La maire d'Hyères, Véronique Bernardini, a organisé une conférence de presse ce lundi 22 juin 2026 pour faire le point sur l'affaire de violences sexuelles présumées impliquant un animateur périscolaire. L'agent, employé par la commune depuis trente ans, a été suspendu dès le lendemain des premières révélations, en février dernier.
Des faits présumés à l'école Françoise-Dolto
Les faits se seraient déroulés à l'école Françoise-Dolto, lors des temps extrascolaires du mercredi, au centre aéré. Deux plaintes ont été déposées par des parents d'élèves : la première concerne un garçon de 5 ans, la seconde une fillette de 6 ans. Deux mains courantes ont également été enregistrées. L'enquête est en cours, confiée à la police judiciaire.

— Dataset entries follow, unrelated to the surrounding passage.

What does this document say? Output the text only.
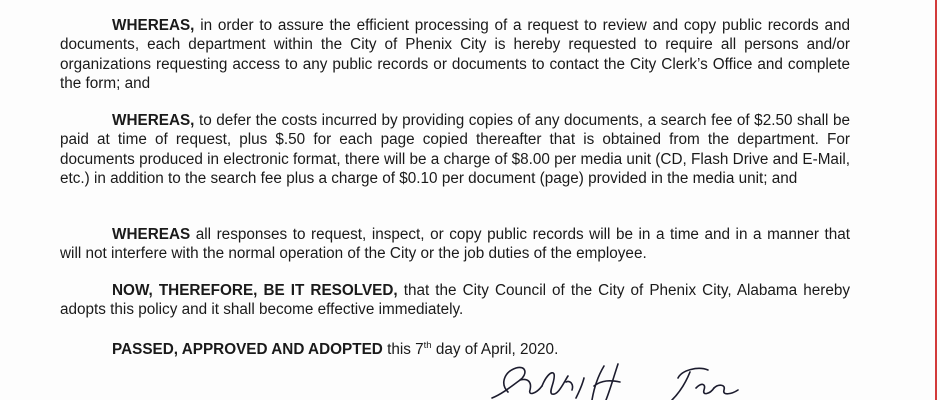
WHEREAS, in order to assure the efficient processing of a request to review and copy public records and documents, each department within the City of Phenix City is hereby requested to require all persons and/or organizations requesting access to any public records or documents to contact the City Clerk’s Office and complete the form; and

WHEREAS, to defer the costs incurred by providing copies of any documents, a search fee of $2.50 shall be paid at time of request, plus $.50 for each page copied thereafter that is obtained from the department. For documents produced in electronic format, there will be a charge of $8.00 per media unit (CD, Flash Drive and E-Mail, etc.) in addition to the search fee plus a charge of $0.10 per document (page) provided in the media unit; and

WHEREAS all responses to request, inspect, or copy public records will be in a time and in a manner that will not interfere with the normal operation of the City or the job duties of the employee.

NOW, THEREFORE, BE IT RESOLVED, that the City Council of the City of Phenix City, Alabama hereby adopts this policy and it shall become effective immediately.

PASSED, APPROVED AND ADOPTED this 7th day of April, 2020.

L'animateur exerçait aussi à l'école de l'Almanarre
L'animateur travaillait également à l'école de l'Almanarre, où il assurait les temps périscolaires du matin, du midi et du soir. Selon le cabinet du maire, aucun fait de violence n'a été établi dans cette école à ce jour. La Ville reste vigilante et continue de suivre l'évolution de l'enquête.

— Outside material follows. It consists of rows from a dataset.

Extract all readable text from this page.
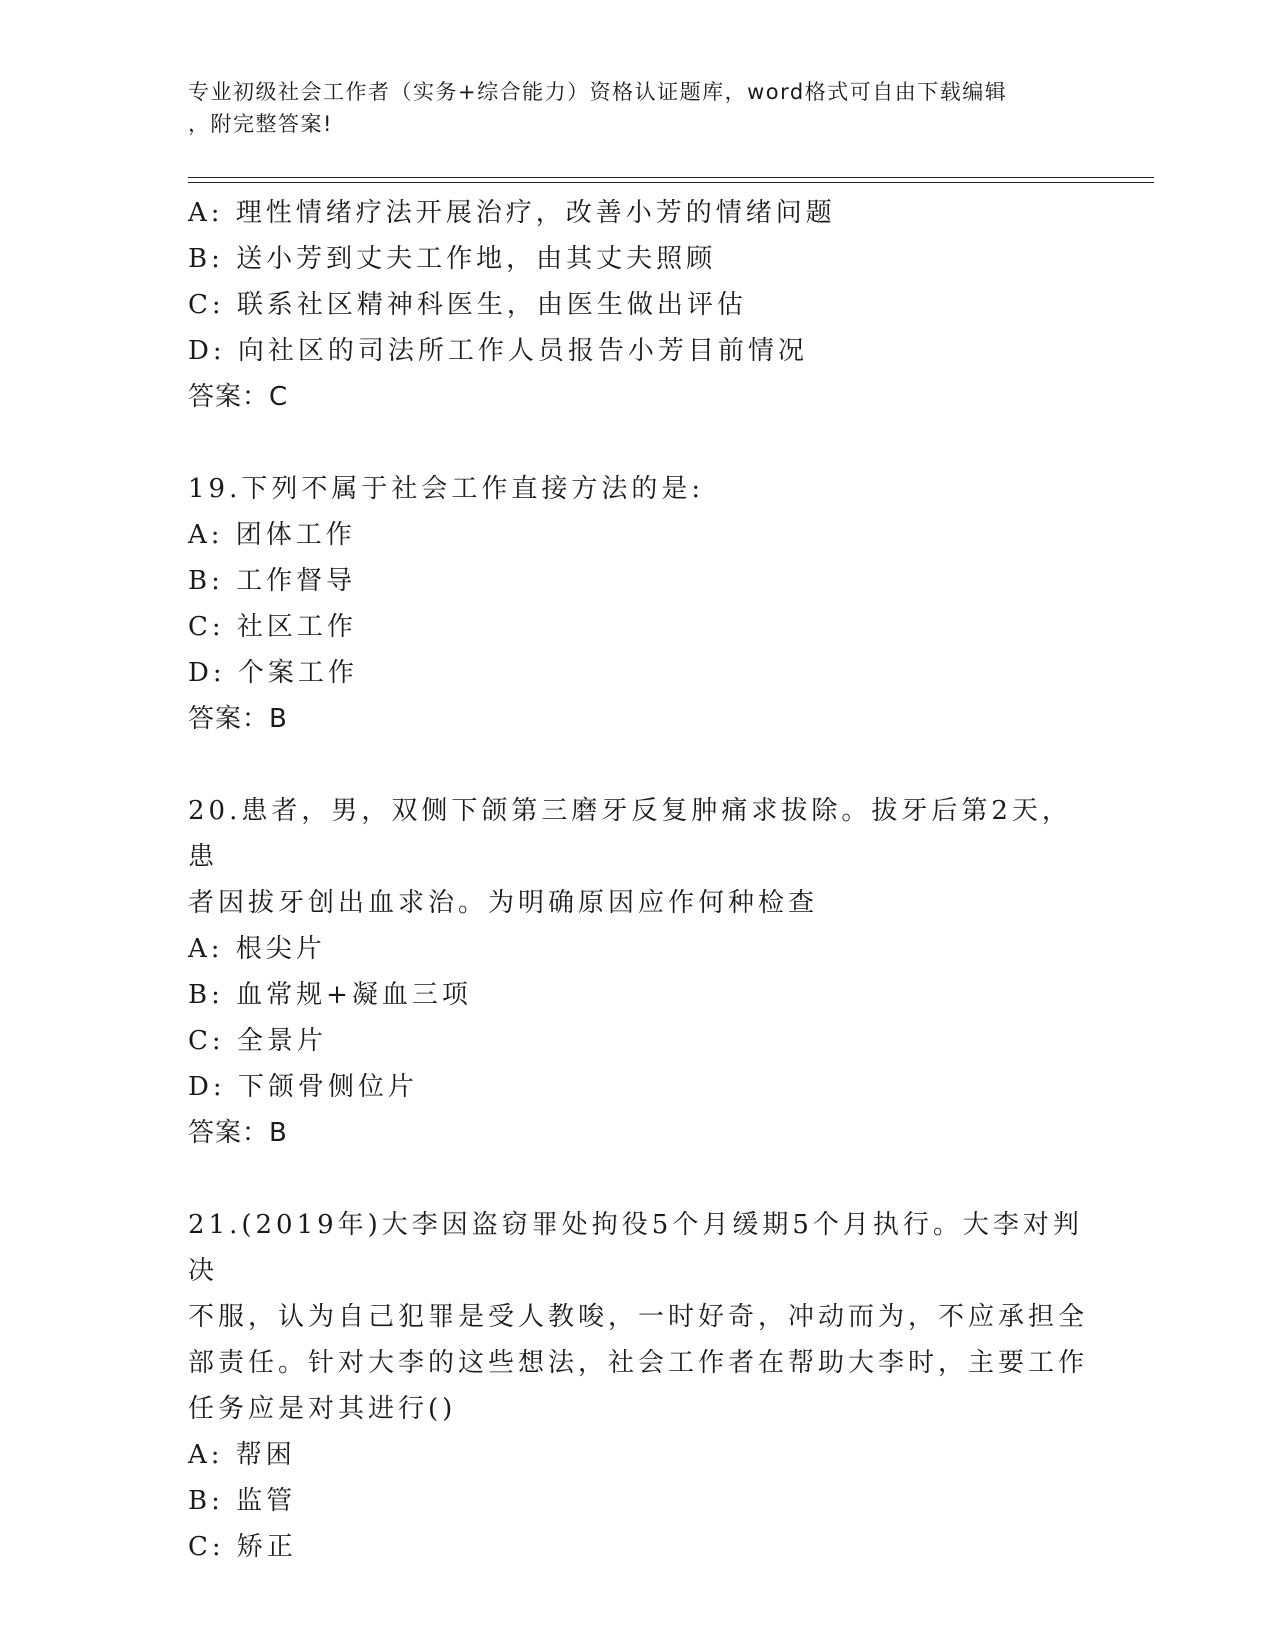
专业初级社会工作者（实务+综合能力）资格认证题库，word格式可自由下载编辑
，附完整答案!
A: 理性情绪疗法开展治疗，改善小芳的情绪问题
B: 送小芳到丈夫工作地，由其丈夫照顾
C: 联系社区精神科医生，由医生做出评估
D: 向社区的司法所工作人员报告小芳目前情况
答案：C
19.下列不属于社会工作直接方法的是:
A: 团体工作
B: 工作督导
C: 社区工作
D: 个案工作
答案：B
20.患者，男，双侧下颌第三磨牙反复肿痛求拔除。拔牙后第2天，患
者因拔牙创出血求治。为明确原因应作何种检查
A: 根尖片
B: 血常规+凝血三项
C: 全景片
D: 下颌骨侧位片
答案：B
21.(2019年)大李因盗窃罪处拘役5个月缓期5个月执行。大李对判决
不服，认为自己犯罪是受人教唆，一时好奇，冲动而为，不应承担全
部责任。针对大李的这些想法，社会工作者在帮助大李时，主要工作
任务应是对其进行()
A: 帮困
B: 监管
C: 矫正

Priorité absolue à la sécurité des enfants
Véronique Bernardini a rencontré tous les parents qui l'ont sollicitée, notamment ceux du garçon de 5 ans. Un soutien psychologique a été proposé via l'association Les ami(e)s de Romy, qui accompagne victimes et auteurs depuis trois ans. Ce soutien est également offert aux 93 animateurs de la commune, avec la mise en place de groupes de parole. « On continue d'être vigilant, on ne lâche rien », a déclaré la maire.
Un précédent en 2023
Hyères a déjà été confrontée à un cas similaire en 2023 : un agent condamné pour attouchements sur mineurs a été révoqué, puis relaxé en appel, ce qui lui a permis de demander sa réintégration. « Il ne pourra pas réexercer à Hyères mais dans une autre commune, oui », regrette Véronique Bernardini, qui plaide pour la création d'un fichier administratif recensant les plaintes contre les animateurs.
Des pistes d'amélioration
La municipalité réfléchit à un nouveau protocole incluant la formation aux postures et aux gestes appropriés, ainsi qu'à des aménagements dans les écoles. Des espaces toilettes par sexe, délimités par des paravents, sont déjà installés dans certains établissements pour préserver l'intimité des enfants tout en permettant une surveillance.